The Silver Eagle resembles the classic King Super 20 Silversonic in appearance. Like the King and also The Martin, the tone holes, rather than being drawn from the existing metal of the body as most saxophones, are soldered onto the body and bell from holes cut into it. Both King and Martin did this. This adds weight to the body and increases its resonance, and it is also what Powell does with their flutes. However, The Martin used soft solder, and the drawback is that over time, moisture can cause what is called galvanic corrosion, which eats away at the soft solder and forms cracks where the tone hole meets the body, which cannot be detected with the eye and often even with a leak light. Quite often, all the keys of The Martin must be removed and the body put in a bath in order to see where the air bubbles are escaping in order to detect the leak, a costly and lengthy procedure. When this happens, the tone hole must be removed, the tone hole cleaned before it can be re-soldered onto the body. The Powell Silver Eagle, like the King Super 20 and Powell flutes, braze the tone hole onto the body, or in other words, hard or silver soldered, which prevents galvanic corrosion from occurring.
Like the classic King Super 20, the neck utilizes an underslung octave key, which means that when the neck is put on and removed, there is no contact,or should be no contact with the octave key, preventing any damage or misalignment. Yanigasawa also employs this type of octave key.The Powell Silver Eagle, like the King Super 20 Silversonic, has a Sterling Silver bell and neck. The inner bell is a gold wash, like many of the classic American horns of the 20's-50's. There is also an all gold lacquer model that is available.

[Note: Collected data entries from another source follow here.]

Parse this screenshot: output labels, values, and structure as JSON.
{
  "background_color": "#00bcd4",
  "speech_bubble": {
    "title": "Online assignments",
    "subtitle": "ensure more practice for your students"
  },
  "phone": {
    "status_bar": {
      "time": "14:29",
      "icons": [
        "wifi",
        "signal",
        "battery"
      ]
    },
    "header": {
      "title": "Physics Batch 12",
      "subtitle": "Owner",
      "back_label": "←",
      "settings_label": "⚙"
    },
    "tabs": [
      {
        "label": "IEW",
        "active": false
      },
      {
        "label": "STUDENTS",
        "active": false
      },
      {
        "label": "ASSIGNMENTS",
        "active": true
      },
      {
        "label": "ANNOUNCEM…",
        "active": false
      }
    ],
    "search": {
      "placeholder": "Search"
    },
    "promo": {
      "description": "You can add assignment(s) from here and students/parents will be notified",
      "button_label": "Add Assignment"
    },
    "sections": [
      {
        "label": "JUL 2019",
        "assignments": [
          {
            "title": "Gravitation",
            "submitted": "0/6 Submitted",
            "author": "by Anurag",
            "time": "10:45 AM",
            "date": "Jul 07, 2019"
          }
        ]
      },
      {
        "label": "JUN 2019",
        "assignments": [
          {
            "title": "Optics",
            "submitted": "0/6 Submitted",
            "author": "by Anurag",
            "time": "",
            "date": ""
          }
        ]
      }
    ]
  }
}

It comes with a high quality hard case, and high quality accessories such as key retainers, Rico reed case, a box of Rico Jazz Select reeds, Rico neck strap, Rico cork grease, and a Meyer 6M mouthpiece, which has been the mouthpiece I've been using for nearly 30 years.
There is more I could say, but you can get more detailed information from the links below. What I will say is that it's about time that a first class saxophone is once again being made in the USA. I am itching to play one of these, and I can't wait to. If I get the chance, I will do a complete review.